Did she see me pointing the rifle at her?
I looked for another few seconds, knowing I could take the shot, knowing I could hit her—knowing, but doing nothing. Even through the rush of save-my-ass urgency, I’d made enough mistakes for one night. I lowered the rifle. “The drone doesn’t need to follow the roads. No onboard pilot. The operator sets the GPS coordinates and—”
“GPS doesn’t work for shit anymore,” Lutz told me.
“I know.”
“Then they can’t autopilot. They have to—”
“Dammit,” I shot back. “They adjust. Just like we do. We get the coordinates and go two blocks northwest or—”
“That’s not right, we—”
“Goddammit, Lutz! I don’t want to argue with you about this shit. They adjust. Just because we don’t have enough nerds anymore to keep the GPS system running right doesn’t mean we don’t have enough smart video drone operators to figure out where to send their drones. Maybe they have a software fix. Maybe they do it on the fly. I don’t know. I don’t care. Shit! They always show up, just like us. We use the GPS coordinates we get from your spotter. They probably get them the same way.”

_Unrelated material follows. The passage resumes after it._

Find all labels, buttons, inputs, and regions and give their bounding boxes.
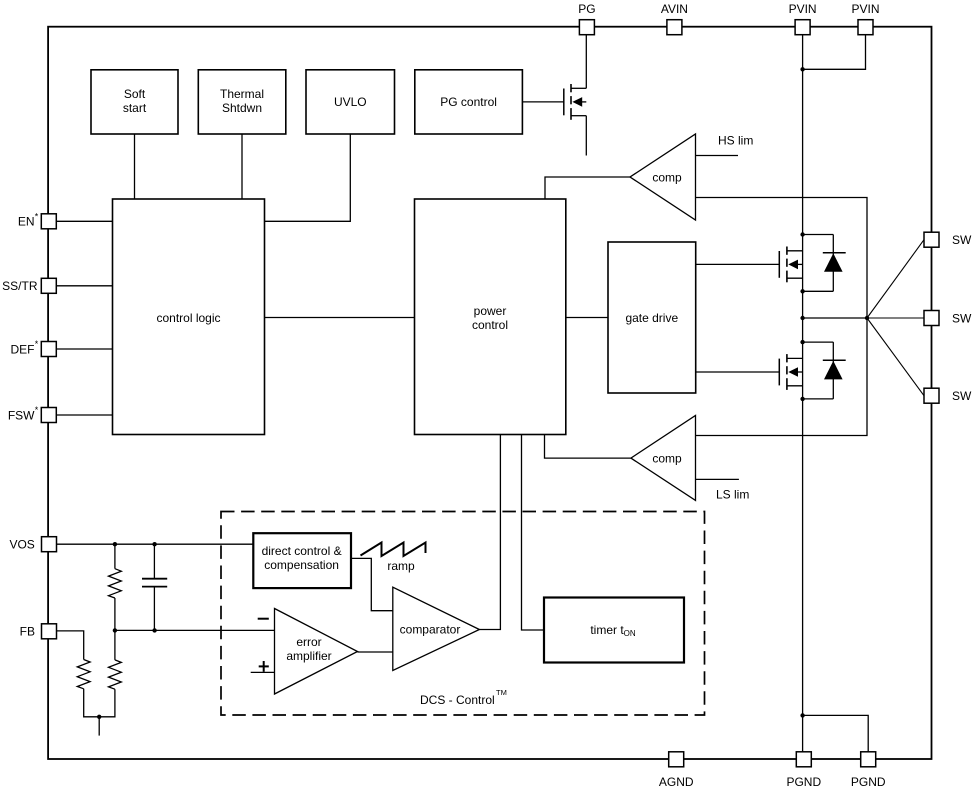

Lutz just looked at me and for the moment had nothing to say. So I ranted on. “Those video drone operators are probably front-running just like us. Your guy is selling the same information to them before it goes out on the public network. You ever wonder why the video drones always show up on time to record, no matter how quick we get to a job?”
Lutz didn’t answer.
He knew.
“There’s a charging station,” said Lutz. “Just off the highway. It’s got a hardwired network link back to the city. Maybe fifteen miles from here.”
“As the crow flies?” I asked.
“Yes.”
“How far for us?”
“Twenty. Maybe twenty-five miles.”
“If he goes there, and it makes sense that he would—” I looked at Lutz. “Make sense to you?”
“It’ll be the fastest way to upload.”
I shoved Lutz’s rifle back into his hands as I took mine back. “We need to get to the car and catch that drone before it gets to that charging station. We’ve got forty-five minutes.” I ran into the trees.
“What about the two drones you downed?” Lutz asked, as he lumbered after me.
“Doesn’t make a difference if we can’t get to the one that’s flying back. We can come back for them.”